In 1904, 91% of oil production and 85% of final sales were controlled by Standard Oil. Most of its output is kerosene, 55% of which is exported around the world. After 1900, it no longer used price wars to squeeze out competitors. The federal Commissioner of Corporations studied Standard Oil's operations from 1904 to 1906 and stated that "there is no doubt... that Standard Oil's dominance of the petroleum refining industry was achieved through unfair tactics; manipulation Oil pipelines and railroads, and unfair competition by cutting the price of petrochemical products." Under the gradual encroachment of competitors, the company's market share was only 70% in 1906. That same year, an antitrust lawsuit against Standard Oil failed. By 1911, the company's market share had dropped to 64, and it had at least 147 competitors, including Gulf, Texaco, and Shell.
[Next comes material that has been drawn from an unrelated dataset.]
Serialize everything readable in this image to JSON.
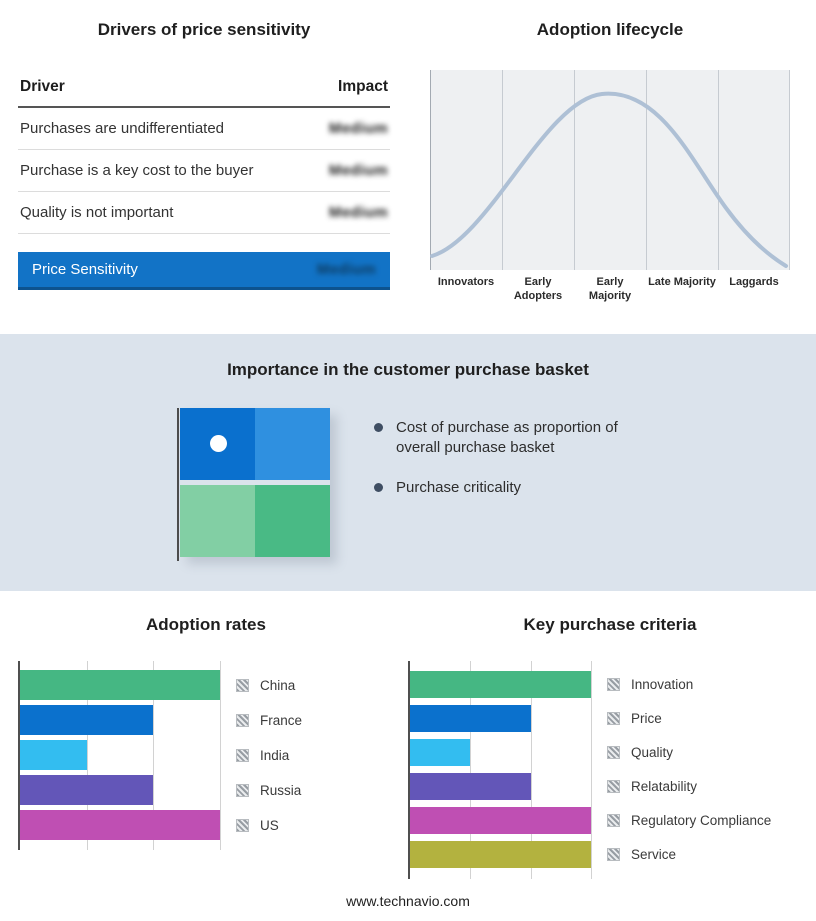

The company is not trying to monopolize the exploration and extraction of oil. (In 1911, 11% of U.S. oil exploration and extraction was controlled by Standard Oil.)
In 1909, the U.S. Department of Justice sued the Standard Oil monopoly and the Sherman Antitrust Act of 1890. Suppressing interstate commerce:
Kickbacks, favoritism, and other discriminatory tactics in favor of railroad companies; unfair tactics to suppress competitors and achieve monopolies through control of pipelines, unfair strategies for pipelines owned by competitors; and competition Rivals signing contracts that impede trade; unfair competition methods, such as cutting local prices when necessary to suppress rivals; sending spies to rivals to gather intelligence and operating fake independent companies with the same intent to obtain kickbacks on oil payments .
For the last four years, both sides continued to argue in court about Standard Oil's monopoly tactics:
"The overall results of the investigation revealed that numerous crimes were conducted on behalf of Standard Oil and its affiliates, Blatant discrimination on the railroads, with the exception of a few large companies in California, Standard Oil profited from selling in such a discriminatory manner.
In every region of the country, companies enjoy some unfair advantage over competitors, and some of these discriminations are widespread. Standard Oil partially inherited the current name when the company was dissolved. Standard Oil of New Jersey is now part of Exxon Mobil. Standard Oil of New York is now part of Exxon Mobil. Standard Oil of California is now part of Chevron. Standard Oil of Indiana is now part of Chevron. Part of BP. Standard Oil of Kentucky is now part of Chevron. Continental Oil Company is now part of ConocoPhillips. Standard Oil of Ohio is now part of Marathon Oil. ).